El ejemplo del cardenal Sapieha en ese seminario clandestino de guerra fue decisivo para formar el concepto de Karol Wojtyła del sacerdote como defensor de la dignidad y los derechos de su pueblo. Durante los meses en que el futuro Papa estuvo protegido de la Gestapo en la residencia del arzobispo, Wojtyła y sus compañeros de clase vieron al anciano noble entrar todas las noches en su capilla y presentar los problemas del día, terribles en extremo, ante el Señor en oración. . El valor sacerdotal frente a la tiranía se nutre en la oración mientras el sacerdote ordenado vive la imitación de Cristo, que abrazó un destino de sacrificio por la salvación de los demás. Karol Wojtyła aprendió eso de Adam Stefan Sapieha, y luego desplegó ese ideal heroico del servicio sacerdotal para torcer el curso de la historia en una dirección más humana.

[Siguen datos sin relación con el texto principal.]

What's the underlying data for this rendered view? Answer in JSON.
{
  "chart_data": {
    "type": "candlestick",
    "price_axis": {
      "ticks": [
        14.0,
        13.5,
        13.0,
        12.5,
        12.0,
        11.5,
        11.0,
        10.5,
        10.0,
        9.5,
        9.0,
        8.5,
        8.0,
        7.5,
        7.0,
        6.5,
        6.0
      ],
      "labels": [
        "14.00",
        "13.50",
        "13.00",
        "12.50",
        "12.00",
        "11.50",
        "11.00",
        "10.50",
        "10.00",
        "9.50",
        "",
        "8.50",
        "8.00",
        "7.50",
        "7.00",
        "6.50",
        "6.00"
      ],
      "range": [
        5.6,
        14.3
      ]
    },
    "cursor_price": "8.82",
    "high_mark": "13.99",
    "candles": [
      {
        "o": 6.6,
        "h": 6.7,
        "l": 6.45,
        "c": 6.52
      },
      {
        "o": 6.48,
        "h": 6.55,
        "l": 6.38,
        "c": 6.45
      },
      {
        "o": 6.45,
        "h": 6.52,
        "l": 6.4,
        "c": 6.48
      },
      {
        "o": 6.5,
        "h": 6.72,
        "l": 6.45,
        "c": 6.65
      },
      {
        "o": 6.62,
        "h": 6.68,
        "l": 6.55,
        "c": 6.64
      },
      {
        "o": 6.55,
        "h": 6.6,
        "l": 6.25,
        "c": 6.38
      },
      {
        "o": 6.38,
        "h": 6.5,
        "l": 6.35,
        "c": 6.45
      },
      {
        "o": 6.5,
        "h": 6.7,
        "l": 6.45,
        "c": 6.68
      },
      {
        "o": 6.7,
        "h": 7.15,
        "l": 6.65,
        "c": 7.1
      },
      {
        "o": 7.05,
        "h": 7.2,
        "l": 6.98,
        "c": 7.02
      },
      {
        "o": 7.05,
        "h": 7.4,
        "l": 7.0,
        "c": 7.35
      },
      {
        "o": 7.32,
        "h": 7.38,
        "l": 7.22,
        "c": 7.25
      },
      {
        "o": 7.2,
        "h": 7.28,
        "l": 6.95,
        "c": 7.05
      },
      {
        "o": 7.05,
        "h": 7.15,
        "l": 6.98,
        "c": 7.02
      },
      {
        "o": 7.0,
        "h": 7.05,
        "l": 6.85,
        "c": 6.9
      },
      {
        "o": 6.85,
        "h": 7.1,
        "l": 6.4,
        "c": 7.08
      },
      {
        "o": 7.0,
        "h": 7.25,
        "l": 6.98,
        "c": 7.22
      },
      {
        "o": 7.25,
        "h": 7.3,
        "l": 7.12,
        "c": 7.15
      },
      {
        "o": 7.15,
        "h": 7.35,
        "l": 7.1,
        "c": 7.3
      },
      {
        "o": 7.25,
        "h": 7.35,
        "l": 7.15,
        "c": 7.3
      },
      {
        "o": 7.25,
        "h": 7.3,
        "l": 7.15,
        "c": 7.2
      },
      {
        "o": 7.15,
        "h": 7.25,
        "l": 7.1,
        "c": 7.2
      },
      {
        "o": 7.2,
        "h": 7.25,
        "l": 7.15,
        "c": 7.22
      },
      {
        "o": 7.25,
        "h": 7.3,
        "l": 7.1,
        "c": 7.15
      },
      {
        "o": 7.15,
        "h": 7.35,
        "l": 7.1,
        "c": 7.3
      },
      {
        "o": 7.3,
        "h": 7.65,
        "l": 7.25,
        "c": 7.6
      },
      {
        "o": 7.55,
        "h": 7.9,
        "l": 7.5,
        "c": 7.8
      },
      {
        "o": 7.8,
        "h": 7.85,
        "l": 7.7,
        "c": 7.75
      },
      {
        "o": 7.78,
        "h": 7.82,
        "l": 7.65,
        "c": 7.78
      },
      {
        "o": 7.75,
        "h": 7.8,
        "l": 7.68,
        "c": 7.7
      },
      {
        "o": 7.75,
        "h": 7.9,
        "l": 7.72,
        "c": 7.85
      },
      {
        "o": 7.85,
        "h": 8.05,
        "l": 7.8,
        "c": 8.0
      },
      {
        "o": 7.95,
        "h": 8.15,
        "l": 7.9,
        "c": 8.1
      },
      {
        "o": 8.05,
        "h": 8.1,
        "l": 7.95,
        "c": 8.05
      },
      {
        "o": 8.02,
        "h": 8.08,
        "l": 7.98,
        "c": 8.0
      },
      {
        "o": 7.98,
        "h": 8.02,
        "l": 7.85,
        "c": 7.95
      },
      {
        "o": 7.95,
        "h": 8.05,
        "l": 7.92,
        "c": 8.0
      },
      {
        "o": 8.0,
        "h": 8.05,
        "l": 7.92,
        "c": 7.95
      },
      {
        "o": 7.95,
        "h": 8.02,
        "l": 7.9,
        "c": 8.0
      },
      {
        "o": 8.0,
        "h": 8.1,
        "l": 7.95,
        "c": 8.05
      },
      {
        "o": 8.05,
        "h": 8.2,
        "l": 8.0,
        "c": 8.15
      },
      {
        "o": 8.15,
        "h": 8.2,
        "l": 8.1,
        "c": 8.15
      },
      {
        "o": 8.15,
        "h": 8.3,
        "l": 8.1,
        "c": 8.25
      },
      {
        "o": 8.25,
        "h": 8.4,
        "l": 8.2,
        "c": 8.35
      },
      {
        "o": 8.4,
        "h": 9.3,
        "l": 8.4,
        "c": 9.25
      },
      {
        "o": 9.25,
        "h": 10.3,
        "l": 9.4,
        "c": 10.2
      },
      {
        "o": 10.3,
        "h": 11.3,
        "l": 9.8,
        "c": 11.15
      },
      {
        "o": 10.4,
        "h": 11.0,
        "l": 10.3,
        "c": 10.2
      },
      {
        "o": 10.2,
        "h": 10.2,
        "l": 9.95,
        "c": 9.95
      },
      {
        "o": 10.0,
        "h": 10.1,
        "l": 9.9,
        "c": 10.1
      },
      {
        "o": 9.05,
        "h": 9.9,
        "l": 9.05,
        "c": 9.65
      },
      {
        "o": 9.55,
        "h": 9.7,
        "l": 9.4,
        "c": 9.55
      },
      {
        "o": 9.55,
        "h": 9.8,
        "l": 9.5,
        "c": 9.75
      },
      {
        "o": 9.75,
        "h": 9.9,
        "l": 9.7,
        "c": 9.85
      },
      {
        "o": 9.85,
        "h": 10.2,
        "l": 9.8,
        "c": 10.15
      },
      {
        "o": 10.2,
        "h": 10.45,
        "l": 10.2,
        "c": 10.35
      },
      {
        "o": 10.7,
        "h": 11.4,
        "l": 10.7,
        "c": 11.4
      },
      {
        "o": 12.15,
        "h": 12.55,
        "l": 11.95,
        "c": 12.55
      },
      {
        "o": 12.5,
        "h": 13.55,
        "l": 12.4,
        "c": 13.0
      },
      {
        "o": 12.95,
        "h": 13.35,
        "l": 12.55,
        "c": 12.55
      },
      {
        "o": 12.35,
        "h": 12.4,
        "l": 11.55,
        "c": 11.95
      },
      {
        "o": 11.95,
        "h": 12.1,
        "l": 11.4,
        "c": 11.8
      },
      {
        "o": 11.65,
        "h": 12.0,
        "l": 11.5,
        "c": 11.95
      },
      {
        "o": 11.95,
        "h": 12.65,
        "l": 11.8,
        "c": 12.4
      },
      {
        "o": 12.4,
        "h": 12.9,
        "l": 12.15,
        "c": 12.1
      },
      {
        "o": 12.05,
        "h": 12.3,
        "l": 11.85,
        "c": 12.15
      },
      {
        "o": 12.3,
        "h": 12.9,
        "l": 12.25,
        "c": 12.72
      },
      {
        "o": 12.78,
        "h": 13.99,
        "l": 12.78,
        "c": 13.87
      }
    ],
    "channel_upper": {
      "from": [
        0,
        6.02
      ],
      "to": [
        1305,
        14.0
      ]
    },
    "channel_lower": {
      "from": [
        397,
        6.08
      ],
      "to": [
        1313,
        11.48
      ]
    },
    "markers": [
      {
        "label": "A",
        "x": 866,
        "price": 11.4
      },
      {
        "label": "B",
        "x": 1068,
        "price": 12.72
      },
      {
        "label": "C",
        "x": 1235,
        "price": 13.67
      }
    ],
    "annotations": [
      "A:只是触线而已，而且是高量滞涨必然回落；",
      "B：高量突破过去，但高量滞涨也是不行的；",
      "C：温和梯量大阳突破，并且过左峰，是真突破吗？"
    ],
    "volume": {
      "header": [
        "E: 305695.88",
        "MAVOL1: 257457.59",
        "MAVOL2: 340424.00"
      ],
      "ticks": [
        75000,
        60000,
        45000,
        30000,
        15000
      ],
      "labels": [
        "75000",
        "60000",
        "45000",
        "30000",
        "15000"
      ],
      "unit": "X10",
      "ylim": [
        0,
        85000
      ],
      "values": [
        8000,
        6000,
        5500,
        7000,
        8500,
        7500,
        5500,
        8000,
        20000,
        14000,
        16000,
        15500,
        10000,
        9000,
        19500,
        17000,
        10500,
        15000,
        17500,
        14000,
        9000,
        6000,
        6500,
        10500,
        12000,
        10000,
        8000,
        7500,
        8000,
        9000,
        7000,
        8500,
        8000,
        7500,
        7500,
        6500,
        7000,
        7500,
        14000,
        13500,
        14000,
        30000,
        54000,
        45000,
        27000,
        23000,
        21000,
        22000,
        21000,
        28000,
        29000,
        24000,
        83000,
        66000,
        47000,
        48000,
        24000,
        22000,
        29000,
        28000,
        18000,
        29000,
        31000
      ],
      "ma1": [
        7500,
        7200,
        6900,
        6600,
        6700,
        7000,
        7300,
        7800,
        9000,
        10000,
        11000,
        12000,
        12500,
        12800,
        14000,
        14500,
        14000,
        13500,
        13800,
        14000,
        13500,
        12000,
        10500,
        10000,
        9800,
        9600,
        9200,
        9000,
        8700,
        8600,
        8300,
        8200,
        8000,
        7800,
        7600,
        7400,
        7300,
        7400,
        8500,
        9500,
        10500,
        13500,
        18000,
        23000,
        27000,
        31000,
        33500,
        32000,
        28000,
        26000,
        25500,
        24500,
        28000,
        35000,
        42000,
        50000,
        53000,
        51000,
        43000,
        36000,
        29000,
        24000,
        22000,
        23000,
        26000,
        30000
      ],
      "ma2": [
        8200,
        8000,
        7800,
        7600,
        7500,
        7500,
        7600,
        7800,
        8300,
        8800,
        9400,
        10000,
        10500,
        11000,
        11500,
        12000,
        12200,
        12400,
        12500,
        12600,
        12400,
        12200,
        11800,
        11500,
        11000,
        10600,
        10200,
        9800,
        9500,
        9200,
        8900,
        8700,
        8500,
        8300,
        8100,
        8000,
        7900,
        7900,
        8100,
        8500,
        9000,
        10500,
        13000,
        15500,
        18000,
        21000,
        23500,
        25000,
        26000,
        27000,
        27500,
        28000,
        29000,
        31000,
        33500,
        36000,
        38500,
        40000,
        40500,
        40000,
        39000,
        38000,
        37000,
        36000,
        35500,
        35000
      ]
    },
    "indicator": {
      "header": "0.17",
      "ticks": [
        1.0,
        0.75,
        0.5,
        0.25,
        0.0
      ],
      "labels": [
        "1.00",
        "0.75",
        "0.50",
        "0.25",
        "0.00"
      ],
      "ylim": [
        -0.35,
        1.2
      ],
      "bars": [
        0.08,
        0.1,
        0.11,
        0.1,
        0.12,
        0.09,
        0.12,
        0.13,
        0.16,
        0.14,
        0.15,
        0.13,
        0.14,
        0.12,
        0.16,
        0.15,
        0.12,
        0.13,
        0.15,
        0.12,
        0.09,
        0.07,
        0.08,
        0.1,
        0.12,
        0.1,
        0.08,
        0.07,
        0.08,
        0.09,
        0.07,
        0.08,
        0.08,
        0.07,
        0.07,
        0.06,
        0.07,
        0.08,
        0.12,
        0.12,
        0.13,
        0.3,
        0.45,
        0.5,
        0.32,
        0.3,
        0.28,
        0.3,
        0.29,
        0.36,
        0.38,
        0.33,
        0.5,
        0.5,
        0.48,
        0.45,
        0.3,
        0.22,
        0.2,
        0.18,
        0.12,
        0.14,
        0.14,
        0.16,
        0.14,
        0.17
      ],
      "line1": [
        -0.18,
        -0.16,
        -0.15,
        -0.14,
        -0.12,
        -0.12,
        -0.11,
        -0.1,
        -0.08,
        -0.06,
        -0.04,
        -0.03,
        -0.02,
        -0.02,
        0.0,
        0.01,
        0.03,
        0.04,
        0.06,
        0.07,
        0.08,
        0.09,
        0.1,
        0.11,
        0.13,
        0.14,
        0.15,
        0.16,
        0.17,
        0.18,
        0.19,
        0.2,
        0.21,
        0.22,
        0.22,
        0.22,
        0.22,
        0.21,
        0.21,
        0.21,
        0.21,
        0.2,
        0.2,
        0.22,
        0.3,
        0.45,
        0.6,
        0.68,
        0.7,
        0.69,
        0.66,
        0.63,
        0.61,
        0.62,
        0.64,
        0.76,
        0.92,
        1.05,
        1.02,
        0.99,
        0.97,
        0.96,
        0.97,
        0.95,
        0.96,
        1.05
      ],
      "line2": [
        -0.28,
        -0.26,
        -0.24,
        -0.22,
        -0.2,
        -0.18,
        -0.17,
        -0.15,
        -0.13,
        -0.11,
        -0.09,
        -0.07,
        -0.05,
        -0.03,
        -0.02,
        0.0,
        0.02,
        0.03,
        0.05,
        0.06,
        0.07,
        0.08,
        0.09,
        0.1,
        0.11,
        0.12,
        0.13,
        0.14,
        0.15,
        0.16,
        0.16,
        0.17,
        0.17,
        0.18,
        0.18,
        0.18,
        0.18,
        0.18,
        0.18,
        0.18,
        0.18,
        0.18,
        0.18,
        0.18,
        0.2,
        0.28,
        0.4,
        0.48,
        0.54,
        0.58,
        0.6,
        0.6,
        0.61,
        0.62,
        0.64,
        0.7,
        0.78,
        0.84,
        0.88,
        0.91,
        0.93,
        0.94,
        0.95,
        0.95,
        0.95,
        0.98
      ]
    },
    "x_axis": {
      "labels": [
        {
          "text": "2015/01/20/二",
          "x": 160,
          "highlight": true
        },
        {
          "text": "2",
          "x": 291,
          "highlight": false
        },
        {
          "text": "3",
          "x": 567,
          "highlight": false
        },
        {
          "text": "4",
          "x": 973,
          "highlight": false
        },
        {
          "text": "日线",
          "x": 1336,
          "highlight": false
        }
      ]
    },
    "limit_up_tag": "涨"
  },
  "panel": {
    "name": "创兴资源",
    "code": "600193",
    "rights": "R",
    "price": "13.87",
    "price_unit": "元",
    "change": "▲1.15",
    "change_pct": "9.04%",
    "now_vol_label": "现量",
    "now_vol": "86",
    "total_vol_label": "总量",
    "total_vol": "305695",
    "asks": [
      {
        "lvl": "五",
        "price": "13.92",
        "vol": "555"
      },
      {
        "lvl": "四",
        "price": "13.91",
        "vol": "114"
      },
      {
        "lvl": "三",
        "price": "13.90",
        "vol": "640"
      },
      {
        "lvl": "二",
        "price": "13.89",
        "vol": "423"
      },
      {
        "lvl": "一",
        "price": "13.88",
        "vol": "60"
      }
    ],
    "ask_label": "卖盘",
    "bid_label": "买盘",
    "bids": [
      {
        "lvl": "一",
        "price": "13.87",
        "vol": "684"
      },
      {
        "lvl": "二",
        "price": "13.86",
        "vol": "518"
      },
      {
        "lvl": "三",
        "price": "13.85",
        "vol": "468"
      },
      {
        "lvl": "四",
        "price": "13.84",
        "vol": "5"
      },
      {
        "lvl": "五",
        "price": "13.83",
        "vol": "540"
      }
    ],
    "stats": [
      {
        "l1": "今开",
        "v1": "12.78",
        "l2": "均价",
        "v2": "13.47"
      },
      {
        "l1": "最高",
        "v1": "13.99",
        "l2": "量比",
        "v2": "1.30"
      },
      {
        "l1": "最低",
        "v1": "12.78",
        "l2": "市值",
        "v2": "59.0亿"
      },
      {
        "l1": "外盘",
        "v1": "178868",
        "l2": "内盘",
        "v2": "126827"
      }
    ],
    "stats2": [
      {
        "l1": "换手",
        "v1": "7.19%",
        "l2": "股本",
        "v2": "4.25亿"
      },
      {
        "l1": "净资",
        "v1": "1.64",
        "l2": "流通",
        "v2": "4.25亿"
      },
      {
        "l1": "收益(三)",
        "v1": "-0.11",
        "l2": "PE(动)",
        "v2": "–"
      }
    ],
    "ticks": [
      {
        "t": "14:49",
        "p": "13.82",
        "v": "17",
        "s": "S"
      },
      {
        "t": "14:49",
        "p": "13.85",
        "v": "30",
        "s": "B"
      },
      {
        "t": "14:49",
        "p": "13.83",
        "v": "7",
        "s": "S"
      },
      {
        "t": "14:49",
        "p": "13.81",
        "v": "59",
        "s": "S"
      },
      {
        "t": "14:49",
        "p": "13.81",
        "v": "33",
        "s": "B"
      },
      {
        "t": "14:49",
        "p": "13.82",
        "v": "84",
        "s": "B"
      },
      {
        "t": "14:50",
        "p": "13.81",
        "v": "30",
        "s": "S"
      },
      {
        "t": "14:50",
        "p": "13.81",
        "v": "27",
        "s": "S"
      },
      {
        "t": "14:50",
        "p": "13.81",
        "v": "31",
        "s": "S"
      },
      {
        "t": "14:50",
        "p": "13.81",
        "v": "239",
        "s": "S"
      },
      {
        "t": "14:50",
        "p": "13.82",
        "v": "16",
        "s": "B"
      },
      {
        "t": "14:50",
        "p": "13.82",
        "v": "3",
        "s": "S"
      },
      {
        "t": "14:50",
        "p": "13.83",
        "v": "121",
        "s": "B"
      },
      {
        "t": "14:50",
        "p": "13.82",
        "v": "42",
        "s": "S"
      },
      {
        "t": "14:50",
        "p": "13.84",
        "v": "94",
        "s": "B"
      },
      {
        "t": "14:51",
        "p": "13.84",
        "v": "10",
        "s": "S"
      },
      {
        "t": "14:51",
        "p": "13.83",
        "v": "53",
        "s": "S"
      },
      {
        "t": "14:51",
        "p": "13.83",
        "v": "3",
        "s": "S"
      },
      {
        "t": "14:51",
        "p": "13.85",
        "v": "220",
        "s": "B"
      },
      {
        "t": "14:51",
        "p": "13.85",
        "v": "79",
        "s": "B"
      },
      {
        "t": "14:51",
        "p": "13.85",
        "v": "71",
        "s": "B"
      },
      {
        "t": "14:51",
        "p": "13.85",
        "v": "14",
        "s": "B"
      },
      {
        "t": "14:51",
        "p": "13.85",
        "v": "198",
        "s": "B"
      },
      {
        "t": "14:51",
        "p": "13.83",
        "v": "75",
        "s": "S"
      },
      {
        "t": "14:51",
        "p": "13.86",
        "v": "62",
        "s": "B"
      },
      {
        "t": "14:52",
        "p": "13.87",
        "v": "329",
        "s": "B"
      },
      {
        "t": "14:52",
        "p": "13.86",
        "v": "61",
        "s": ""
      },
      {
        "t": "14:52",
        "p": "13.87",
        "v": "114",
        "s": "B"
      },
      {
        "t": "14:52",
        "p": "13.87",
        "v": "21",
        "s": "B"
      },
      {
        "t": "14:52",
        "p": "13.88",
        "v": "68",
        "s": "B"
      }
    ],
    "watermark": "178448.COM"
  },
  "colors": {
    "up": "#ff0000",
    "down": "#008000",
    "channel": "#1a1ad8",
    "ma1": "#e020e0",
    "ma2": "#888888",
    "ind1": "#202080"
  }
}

La relación de Wojtyła con el recién beatificado Wyszyński fue un poco más complicada. En 1958, el anciano insistió en que el joven aceptara su nombramiento como obispo auxiliar de Cracovia, aunque Wojtyła, citando su juventud, no estaba ansioso por una mitra. Varios años después, Wyszyński, por su parte, no estaba entusiasmado con que Wojtyla se convirtiera en arzobispo de Cracovia, pensando que era un intelectual que podría ser manipulado por el régimen comunista. El Primado finalmente se convenció, se hizo el nombramiento y Wyszyński rápidamente comprendió que Wojtyła era un enemigo del régimen comunista tan hábil y formidable como podría desearse. La constante deferencia pública de Wojtyła hacia Wyszyński frustró los intentos comunistas de introducir cuñas en el liderazgo católico polaco. Y en el Primado, Wojtyła encontró un ejemplo de cómo combinar una firme determinación estratégica con flexibilidad táctica al tratar con un régimen cuya policía secreta desplegó un departamento especial dedicado a “desintegrar” la Iglesia Católica.

Juan Pablo II haría un buen uso de lo que aprendió de Sapieha y Wyszyński en el escenario mundial al convertirse en el Papa políticamente más importante desde la Alta Edad Media. Y lo hizo, no jugando el juego político según las reglas del mundo, sino siendo testigo de Cristo y de las verdades sobre nuestra humanidad que aprendemos del Hijo de Dios encarnado que las encarna de una manera única. Aquí hay lecciones para los sacerdotes y obispos de hoy, especialmente para aquellos que se enfrentan a lo que Juan Pablo llamó la “cultura de la muerte” en sus múltiples formas.

Los sacerdotes y obispos que desafían la cultura de la muerte del siglo XXI a veces son deplorados como “guerreros de la cultura”. Prefiero pensar en ellos como apóstoles, hombres inspirados por el sacerdocio luminoso de Karol Wojtyła, quien también se inspiró en el testimonio sacerdotal de Adam Stefan Sapieha y Stefan Wyszyński.